The nurse applied restraints to a client 2 hours ago for aggressive actions. What action does the nurse perform? Ensure an as needed restraint prescription is in place and signed. Instruct the client that improved behavior results in restraint removal. Reassess cognitive status and the need to continue the restraints. Perform a circulation check and offer toileting and hydration.

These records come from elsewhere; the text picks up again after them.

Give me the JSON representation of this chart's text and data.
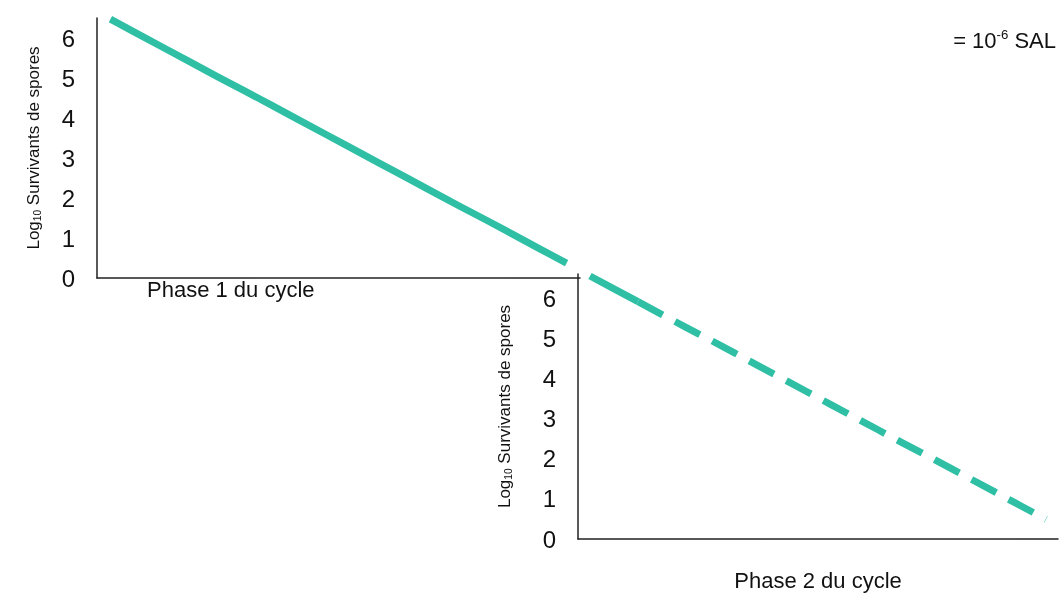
{
  "chart_data": [
    {
      "type": "line",
      "ylabel": "Log$_{10}$ Survivants de spores",
      "xlabel": "Phase 1 du cycle",
      "annotations": [
        "= 10$^{-6}$ SAL"
      ],
      "categories": [
        null,
        null,
        null,
        null,
        null,
        null,
        null,
        null,
        null,
        null,
        null,
        null,
        null,
        null,
        null,
        null,
        null,
        null
      ],
      "ylim": [
        0,
        6.5
      ],
      "yticks": [
        0,
        1,
        2,
        3,
        4,
        5,
        6
      ],
      "tick_labels": "y",
      "grid": false,
      "marker": "none",
      "series": [
        {
          "color": "#2ebfa5",
          "values": [
            6.47,
            6.11,
            5.75,
            5.39,
            5.03,
            4.68,
            4.32,
            3.96,
            3.6,
            3.24,
            2.88,
            2.52,
            2.16,
            1.8,
            1.45,
            1.09,
            0.73,
            0.37
          ],
          "line_style": "solid"
        }
      ]
    },
    {
      "type": "line",
      "ylabel": "Log$_{10}$ Survivants de spores",
      "xlabel": "Phase 2 du cycle",
      "categories": [
        null,
        null,
        null,
        null,
        null,
        null,
        null,
        null,
        null,
        null,
        null,
        null,
        null,
        null,
        null,
        null,
        null,
        null,
        null,
        null
      ],
      "ylim": [
        0,
        6.6
      ],
      "yticks": [
        0,
        1,
        2,
        3,
        4,
        5,
        6
      ],
      "tick_labels": "y",
      "grid": false,
      "marker": "none",
      "series": [
        {
          "color": "#2ebfa5",
          "values": [
            6.55,
            6.23,
            5.91,
            null,
            null,
            null,
            null,
            null,
            null,
            null,
            null,
            null,
            null,
            null,
            null,
            null,
            null,
            null,
            null,
            null
          ],
          "line_style": "solid"
        },
        {
          "color": "#2ebfa5",
          "values": [
            null,
            null,
            5.91,
            5.59,
            5.27,
            4.96,
            4.64,
            4.32,
            4.0,
            3.68,
            3.36,
            3.04,
            2.72,
            2.4,
            2.09,
            1.77,
            1.45,
            1.13,
            0.81,
            0.49
          ],
          "line_style": "dashed"
        }
      ]
    }
  ]
}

Perform a circulation check and offer toileting and hydration. Rationale: Restraints must be removed at least every 2 hours to facilitate circulation and allow the client to go to the bathroom and get fluids. Restraints are not used on an as needed basis but are used for a 24-hour period with breaks only for basic needs, like toileting. Even if the client suddenly seems calm, removal of the restraints is not permitted. Once this is done, a new prescription must be obtained and there are legal issues to consider. Bargaining with the client for restraint removal is not an acceptable nursing action. Restraint use is a safety measure, not a punishment.

The nurse is caring for a client who has been prescribed extremity restraints. Which action must be documented by the nurse? a detailed description of the restraint application process a verbal prescription for the restraints, renewed every 48 hours the type of personal protective equipment used by the nurse during restraint application the alternative measures attempted before applying the restraints

The alternative measures attempted before applying the restraints. Rationale: Reasonable measures to avoid the use of restraints must be attempted before implementation; these measures must be documented. Verbal restraint prescriptions must be renewed every 24 hours, not every 48 hours. Neither a detailed description of the restraint application process nor the type of personal protective equipment used by the nurse during restraint application are required to be documented.